Our house was burgled at the beginning of this year. Thankfully we were all out at the time and no-one was hurt. The kids and I got a big shock when we got home and noticed that one of the back windows had been smashed. I still remember the feeling when the realisation of what had happened sunk in. The Police came and investigated but there was very little evidence and not much could be done. After an initial period of adjusting, some security upgrades and the chance to process what had been happened, I found that I was able to move on pretty quickly. Our insurance covered most of the stolen goods and paid for the repairs. A month or so down the track though, I started to notice some changes in my youngest son’s behavior (Jack). He was wanting to sleep in bed with us, became scared of the dark, didn’t like playing outside in the yard anymore, was playing out burglaries in his games with toys and his siblings, and reports were coming home from school that he was talking a lot about “bad people”. It was at his parent teacher interview that I had a chance to talk to the teacher about what had happened at home and he suggested that Jack may benefit from some counselling. I hadn’t ever really thought much about counselling for kids, but after talking about the idea with my husband, we decided to give it a go.

The counselling seemed to be really beneficial. The counsellor spent a lot of time making Jack feel comfortable and getting to know him first. She took the time to find out what his interests were and I could tell that this helped Jack to feel safe. The room was child friendly, with lots of art supplies, colourful pillows, toys and books. I really liked the way that the counsellor involved me and my husband in the sessions. We would generally have a brief catch up at the beginning of the session to check in with how Jack had been since the last session, before she would spend time with him. We would then touch base again at the end of the session. Jack ended up really enjoying the sessions. He was nervous at first, but quickly started to become excited to show me the art work, drawings and worksheets that had been completed in the session.

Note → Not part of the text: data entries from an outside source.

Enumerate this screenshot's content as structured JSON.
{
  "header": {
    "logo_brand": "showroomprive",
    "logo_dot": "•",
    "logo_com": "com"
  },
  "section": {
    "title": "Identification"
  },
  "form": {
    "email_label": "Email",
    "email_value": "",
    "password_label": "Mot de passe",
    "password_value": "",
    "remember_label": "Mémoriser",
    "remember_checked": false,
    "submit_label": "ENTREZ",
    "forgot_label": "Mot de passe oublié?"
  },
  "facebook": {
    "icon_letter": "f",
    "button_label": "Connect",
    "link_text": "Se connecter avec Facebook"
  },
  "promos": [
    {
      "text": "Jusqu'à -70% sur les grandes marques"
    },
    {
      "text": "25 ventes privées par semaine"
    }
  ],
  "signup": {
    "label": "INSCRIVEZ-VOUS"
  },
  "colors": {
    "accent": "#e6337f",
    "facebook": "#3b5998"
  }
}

Through the counselling, I was able to learn some great strategies to help my son feel safe again. I would speak to him regularly about the house being safe now and about the role of the Police to keep people safe. I don’t think I initially realised the impact that hearing adult conversations about what had happened were having on Jack. For example, he was there when the Police initially came and during subsequent discussions with them. Engaging with the counsellor helped me to realise it was important to limit exposure to these conversations and my husband and I became more mindful of what we were discussing around the kids.

The counsellor also spent time exploring feelings with Jack and letting him know that everyone has different feelings at different times and that they are all ok. Together they came up with some strategies that Jack could use when he was feeling certain emotions, such as breathing, talking to someone, kicking a ball and playing with the dog. By the end of the process, Jack was clearly able to recognise that he had lots of “safe people” he could talk to and that there were plenty of adults to keep him safe. We also went through some really great relaxation exercises which I was able to do with him before bed. I found that this helped his sleeping and was beneficial in transitioning him back into his own bed. Talking about ways to get Jack back into his routine and maintaining this seemed to be really helpful.